Happy Birthday Nancy.

It is my late wife's birthday today, may she rest in peace with the Lord. A piece of me was taken when she left Malaysia with my two children accompanying her back to the United States to be looked after by the doctors there on what was her problem. She was diagnosed as having Alzheimer's or in her case as rapid dementia a more vigorous form of the disease. I looked into her eyes as she walked through the transit lounge at KLIA and felt the pain in my heart as my wife looked at me with despair; I felt hopeless and helpless. I should have been on the plane with her but due to the 911 incident I was not allowed to accompany her without a visas processed which would take two months. My wife did not have two months as she was rapidly slipping into darkness. 
I give credit to my two children for being able to deliver their mother safely to my mother in law's home where she was admitted into a nursing home there in Waterloo, Illinois. They were about twelve and thirteen years of age then but had done enough travel that I trusted them with their sick mother and allot of prayer that she would not suffer any attacks on the plane all the way from Kuala Lumpur to St Louis. My children were later sent back to me in Malaysia by their grandmother as she could not handle all three under the circumstances, a sick mother and her two children. Their moving back to Malaysia meant I had to find a place for them and work on getting them in school. Fortunately i got a job working for Jerejak Resort and Spa in Penang.

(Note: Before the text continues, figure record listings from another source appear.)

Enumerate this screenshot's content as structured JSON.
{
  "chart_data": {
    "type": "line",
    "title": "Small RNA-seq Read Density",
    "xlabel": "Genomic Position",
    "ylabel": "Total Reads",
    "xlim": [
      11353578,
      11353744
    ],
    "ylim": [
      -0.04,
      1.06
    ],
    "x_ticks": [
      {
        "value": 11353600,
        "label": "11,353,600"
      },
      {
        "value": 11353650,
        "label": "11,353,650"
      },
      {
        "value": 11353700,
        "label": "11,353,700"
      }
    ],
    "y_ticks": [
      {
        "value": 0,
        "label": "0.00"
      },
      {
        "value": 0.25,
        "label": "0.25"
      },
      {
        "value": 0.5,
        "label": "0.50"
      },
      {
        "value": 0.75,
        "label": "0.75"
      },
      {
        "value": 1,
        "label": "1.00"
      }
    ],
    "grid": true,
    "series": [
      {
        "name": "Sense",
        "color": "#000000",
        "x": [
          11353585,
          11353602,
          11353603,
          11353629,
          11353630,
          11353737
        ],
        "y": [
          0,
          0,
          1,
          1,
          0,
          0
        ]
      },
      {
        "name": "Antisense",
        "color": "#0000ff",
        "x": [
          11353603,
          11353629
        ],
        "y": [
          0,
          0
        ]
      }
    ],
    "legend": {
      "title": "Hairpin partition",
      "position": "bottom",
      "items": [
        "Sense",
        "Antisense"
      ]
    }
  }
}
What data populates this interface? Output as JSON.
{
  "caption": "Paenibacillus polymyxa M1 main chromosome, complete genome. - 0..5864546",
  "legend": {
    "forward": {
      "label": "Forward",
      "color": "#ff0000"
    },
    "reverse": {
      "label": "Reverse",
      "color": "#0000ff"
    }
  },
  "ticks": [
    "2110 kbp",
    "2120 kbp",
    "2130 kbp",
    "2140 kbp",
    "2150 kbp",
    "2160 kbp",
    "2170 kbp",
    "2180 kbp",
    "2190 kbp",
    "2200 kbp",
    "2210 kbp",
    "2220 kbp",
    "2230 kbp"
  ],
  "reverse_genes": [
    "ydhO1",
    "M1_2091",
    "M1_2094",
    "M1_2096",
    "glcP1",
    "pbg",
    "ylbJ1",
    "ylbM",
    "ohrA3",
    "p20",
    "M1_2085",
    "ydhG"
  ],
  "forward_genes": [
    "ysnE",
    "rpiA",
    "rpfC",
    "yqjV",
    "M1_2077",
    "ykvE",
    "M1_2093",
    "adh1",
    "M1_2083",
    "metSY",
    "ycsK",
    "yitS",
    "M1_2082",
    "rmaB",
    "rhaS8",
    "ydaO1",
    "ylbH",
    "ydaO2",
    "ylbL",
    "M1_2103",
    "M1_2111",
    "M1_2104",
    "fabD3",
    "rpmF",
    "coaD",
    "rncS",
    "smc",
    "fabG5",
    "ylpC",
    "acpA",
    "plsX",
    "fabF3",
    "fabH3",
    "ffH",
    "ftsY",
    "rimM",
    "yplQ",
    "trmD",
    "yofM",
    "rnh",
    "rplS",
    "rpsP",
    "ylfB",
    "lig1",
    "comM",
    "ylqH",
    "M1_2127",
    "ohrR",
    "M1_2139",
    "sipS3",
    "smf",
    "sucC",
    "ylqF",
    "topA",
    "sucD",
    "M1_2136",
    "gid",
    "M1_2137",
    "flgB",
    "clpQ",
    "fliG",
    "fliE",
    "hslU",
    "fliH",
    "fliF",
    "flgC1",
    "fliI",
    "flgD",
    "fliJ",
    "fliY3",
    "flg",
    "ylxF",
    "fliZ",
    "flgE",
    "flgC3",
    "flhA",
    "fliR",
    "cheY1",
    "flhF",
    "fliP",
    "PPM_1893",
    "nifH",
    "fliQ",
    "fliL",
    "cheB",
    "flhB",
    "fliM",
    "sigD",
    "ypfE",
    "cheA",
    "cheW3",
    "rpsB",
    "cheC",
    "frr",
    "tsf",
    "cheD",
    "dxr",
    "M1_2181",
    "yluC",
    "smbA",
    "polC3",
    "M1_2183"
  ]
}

I knew I would not be seeing my wife again when we last looked into each other's eyes with tears ready to spill at the transit lounge of KLIA , but in my heart I told myself as thought i was telling her that no matter what i will look after the kids till they are of age. This I have done although not to best of my ability but my two children are now adults and are doing fine as adults can be. The suffering my wife and I had to endure throughout our lives together I will take to the grave with me as it is not worth sharing the details that only two people can understand to make any sense. For better or for worse I know i loved my wife as best i could and had remained faithful to her from the beginning till the end.